Und wurde nicht auch in Hessen die schwarze Mehrheit beseitigt? Das war doch das erklärte Ziel der SPD. Wer jetzt das Schielen der Sozialdemokraten auf die Stimmen der Linkspartei im Landtag von Wiesbaden als Sündenfall oder als Wortbruch beschimpft wie die Kanzlerin, hat die veränderte Lage nicht begriffen. Linkspartei, Grüne und große Teile der SPD verstehen sich als ein Lager, so wie auf der anderen Seite Union und FDP sich als Lager definieren. Das linke Lager hat in Deutschland nicht zuletzt angesichts der Gewinnmaximierungs-Eskapaden des Großkapitals eine Mehrheit, außer vielleicht noch im Süden des Landes und in Niedersachsen. Diese Mehrheit wird in Berlin bereits seit Jahren genutzt, ohne daß sich jemand darüber groß aufregen würde. In Mecklenburg-Vorpommern hat es bereits eine SPD/PDS-Koalition gegeben, in Thüringen könnte sie es bald geben.

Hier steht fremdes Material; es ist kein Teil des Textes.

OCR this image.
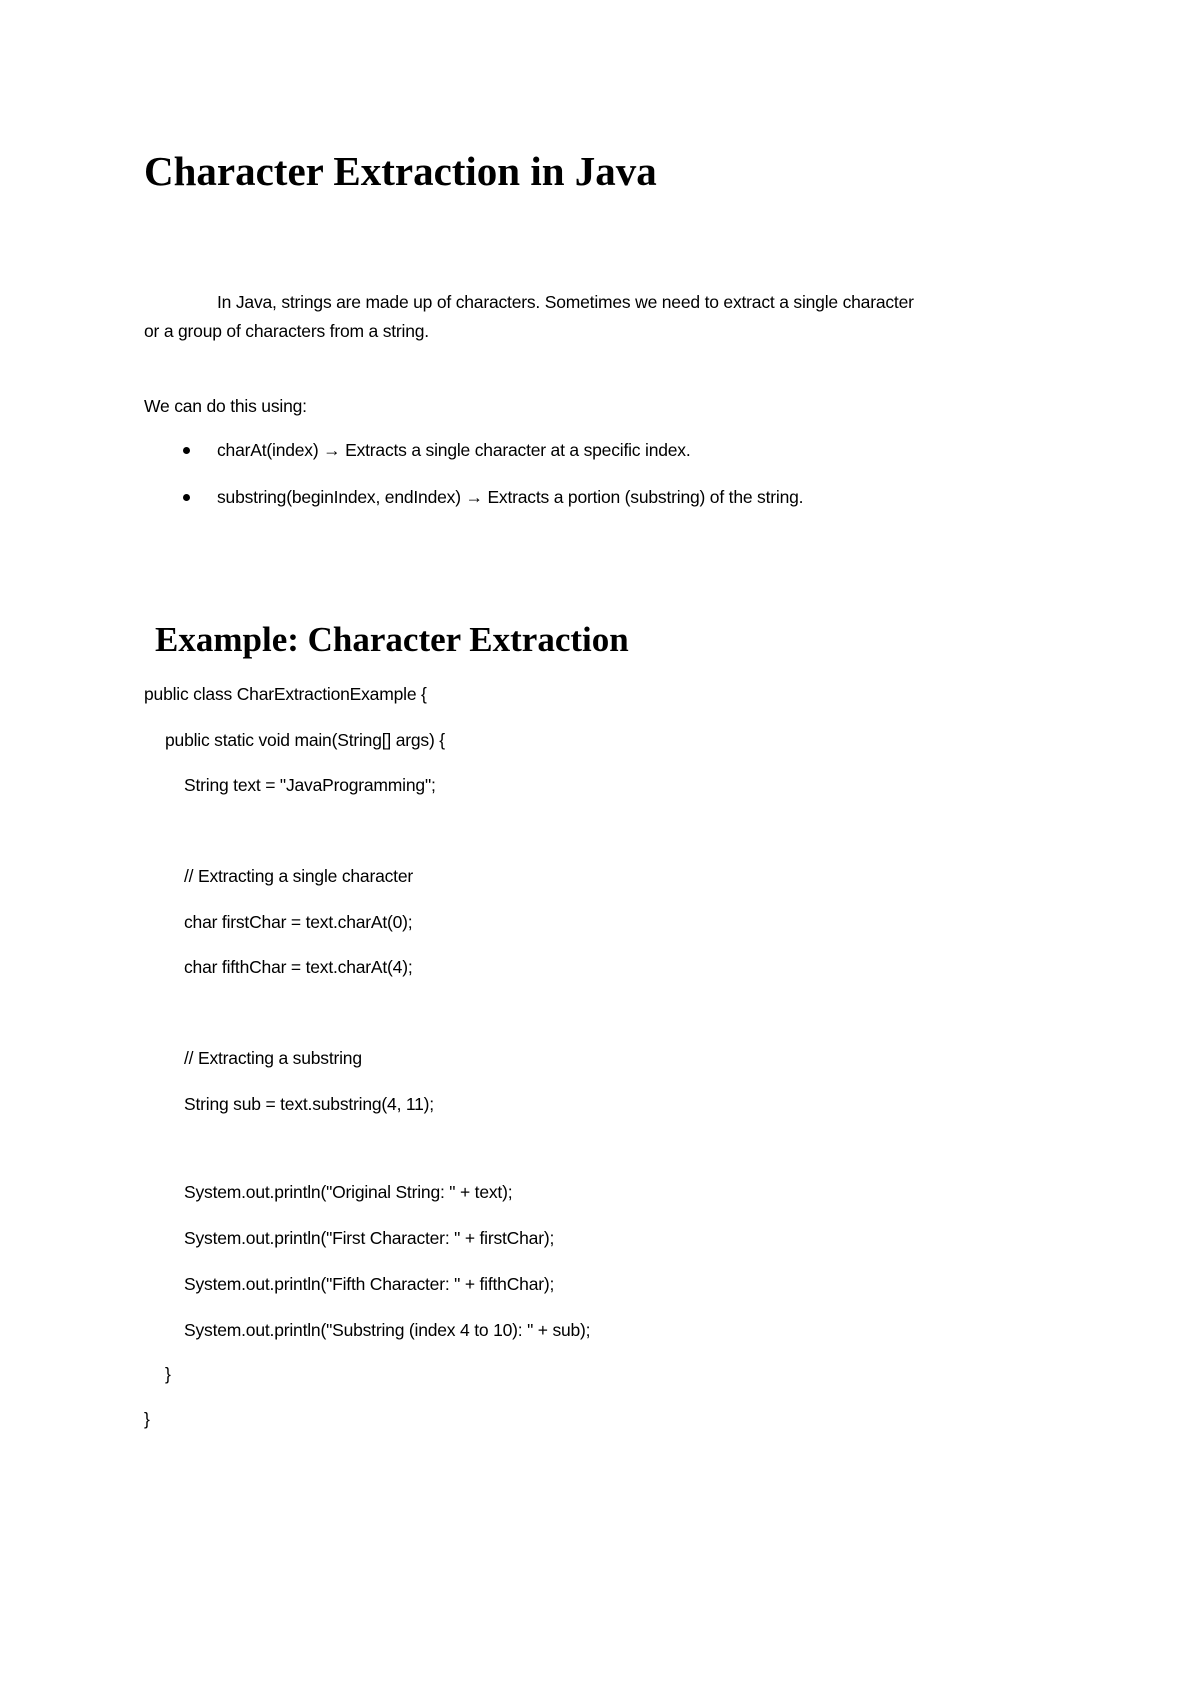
Character Extraction in Java
In Java, strings are made up of characters. Sometimes we need to extract a single character
or a group of characters from a string.
We can do this using:
charAt(index) → Extracts a single character at a specific index.
substring(beginIndex, endIndex) → Extracts a portion (substring) of the string.
Example: Character Extraction
public class CharExtractionExample {
public static void main(String[] args) {
String text = "JavaProgramming";
// Extracting a single character
char firstChar = text.charAt(0);
char fifthChar = text.charAt(4);
// Extracting a substring
String sub = text.substring(4, 11);
System.out.println("Original String: " + text);
System.out.println("First Character: " + firstChar);
System.out.println("Fifth Character: " + fifthChar);
System.out.println("Substring (index 4 to 10): " + sub);
}
}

Bei den Vorgängen in der Bundes-SPD handelt es sich um späte Nachwehen. Die neue Volksfront ist längst Realität, auch wenn sich Andrea Ypsilanti noch etwas ziert, die Stimmen der Linkspartei bei der Wahl zur Ministerpräsidentin zu nutzen. Es geht nicht nur um die internationale Solidarität der Genossen überall, sondern auch um Dienstwagen, große Büros und Ministergehälter, die man nicht weiter der Koch-CDU überlassen will.

Berlins Regierender Bürgermeister Klaus Wowereit (SPD), der seit Jahren mit der Linkspartei völlig geräuschlos regiert, hat die Sache kürzlich auf den Punkt gebracht. Er wies darauf hin, daß die CDU mit den Grünen rede, während man in der SPD darüber streite, ob man mit der Linkspartei reden solle. Die SPD stehe bald allein da, warnte Wowereit. Ganz so schlimm ist es nicht. Der schwarz-grüne Flirt verdient scharfe Beobachtung, Aber ob daraus eine Hochzeit wird, bleibt mehr als ungewiß.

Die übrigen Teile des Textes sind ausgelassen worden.